SAGE: Structure-Aware Generative Video Transitions between Diverse Clips

TL;DR

SAGE tackles the problem of creating coherent transitions between diverse clips by leveraging structure-aware guidance to a pretrained diffusion-based inbetweening model in a zero-shot setting. It detects and matches salient line structures, propagates them with motion-aware B-spline trajectories, and conditions the diffusion model on edge maps to produce semantically consistent frames. The method blends geometric priors with generative synthesis to maintain structural integrity and motion continuity, outperforming cross-fade and state-of-the-art baselines on both quantitative metrics and user studies. The approach enables content-aware transitions without fine-tuning and opens avenues for semantic and appearance-guided enhancements.

Abstract

Video transitions aim to synthesize intermediate frames between two clips, but naive approaches such as linear blending introduce artifacts that limit professional use or break temporal coherence. Traditional techniques (cross-fades, morphing, frame interpolation) and recent generative inbetweening methods can produce high-quality plausible intermediates, but they struggle with bridging diverse clips involving large temporal gaps or significant semantic differences, leaving a gap for content-aware and visually coherent transitions. We address this challenge by drawing on artistic workflows, distilling strategies such as aligning silhouettes and interpolating salient features to preserve structure and perceptual continuity. Building on this, we propose SAGE (Structure-Aware Generative vidEo transitions) as a zeroshot approach that combines structural guidance, provided via line maps and motion flow, with generative synthesis, enabling smooth, semantically consistent transitions without fine-tuning. Extensive experiments and comparison with current alternatives, namely [FILM, TVG, DiffMorpher, VACE, GI], demonstrate that SAGE outperforms both classical and generative baselines on quantitative metrics and user studies for producing transitions between diverse clips. Code to be released on acceptance.

Figures (6)

• Figure 1: Artist-designed transitions. Two artist-crafted transitions illustrate the heuristics that inspire SAGE; full sequences are provided in the supplemental. (i) Structural anchoring: silhouettes and edges are aligned across clips to prevent scene collapse, as highlighted by the matching colored lines. (ii) Motion continuity: dominant flows such as camera pans are preserved to ensure fluid evolution, as indicated by the white arrows. (iii) Layered blending: foreground objects morph while backgrounds fade, reducing ghosting and clutter (not depicted here).
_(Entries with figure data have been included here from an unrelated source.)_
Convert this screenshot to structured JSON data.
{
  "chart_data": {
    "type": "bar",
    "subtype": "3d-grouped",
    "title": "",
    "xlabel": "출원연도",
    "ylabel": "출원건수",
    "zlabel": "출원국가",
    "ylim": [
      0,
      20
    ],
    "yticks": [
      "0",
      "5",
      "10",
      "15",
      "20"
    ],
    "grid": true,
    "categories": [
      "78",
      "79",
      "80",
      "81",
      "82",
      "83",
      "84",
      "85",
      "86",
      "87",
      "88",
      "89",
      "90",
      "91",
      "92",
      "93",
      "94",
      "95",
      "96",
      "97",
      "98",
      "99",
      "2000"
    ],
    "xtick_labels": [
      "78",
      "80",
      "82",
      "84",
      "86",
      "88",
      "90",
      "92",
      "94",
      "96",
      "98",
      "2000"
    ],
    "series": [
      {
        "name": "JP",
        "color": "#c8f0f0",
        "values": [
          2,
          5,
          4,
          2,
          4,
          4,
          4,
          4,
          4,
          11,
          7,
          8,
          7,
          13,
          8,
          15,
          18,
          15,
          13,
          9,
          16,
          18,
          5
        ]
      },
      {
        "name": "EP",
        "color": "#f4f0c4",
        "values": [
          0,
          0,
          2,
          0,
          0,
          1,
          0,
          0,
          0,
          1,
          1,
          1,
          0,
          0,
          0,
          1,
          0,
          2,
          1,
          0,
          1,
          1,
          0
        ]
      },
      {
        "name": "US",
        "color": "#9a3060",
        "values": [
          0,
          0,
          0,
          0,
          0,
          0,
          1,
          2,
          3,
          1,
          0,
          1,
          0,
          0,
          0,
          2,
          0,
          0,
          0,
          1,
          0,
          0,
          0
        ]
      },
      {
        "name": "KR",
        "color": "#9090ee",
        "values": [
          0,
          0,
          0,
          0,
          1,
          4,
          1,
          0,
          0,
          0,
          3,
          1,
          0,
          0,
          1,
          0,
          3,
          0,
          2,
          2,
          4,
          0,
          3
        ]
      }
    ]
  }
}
These principles motivate our design of structure- and motion-aware generative transitions.
• Figure 2: Method overview. Given two clips, we extract structural lines, optical flow, and foreground masks (Stage I). We match and interpolate these structures using motion-aware B-spline trajectories (Stage II), producing intermediate line sets $\{L_t\}_{t=1}^T$. These are then used to condition a pretrained generative inbetweening model (Stage III), yielding smooth and motion-aware transitions between diverse clips.
• Figure 3: Trajectory ablations for structural guidance. (a) Input frames with computed optical flow and segmentation; (b) Linear interpolation of all matched lines across foreground and background, resulting in trajectory crossings and line mismatches when semantic structure is ignored; (c) Linear interpolation restricted to foreground lines (selected by $M_A$), yielding clearer trajectories for salient structures but still exhibiting crossover and motion inconsistency; (d) Motion-aware guidance combining the global bounding-box trajectory $\{B_t\}_{t=1}^T$ with local line trajectories $\{L_t\}_{t=1}^T$, aligning structural evolution with scene/camera motion, as indicated in (a), while reducing trajectory crossovers.
• Figure 4: Result gallery. Qualitative results on diverse video clips, showcasing the model's performance on complex transitions in scene scale (local-global), object category, and motion direction. Full videos are available on our supplementary webpage.
• Figure 5: Comparisons. Qualitative comparison with baseline methods, demonstrating that SAGE generates more plausible video transitions by maintaining consistency in motion, foreground objects, and background scenery. Full videos are available on our supplementary webpage.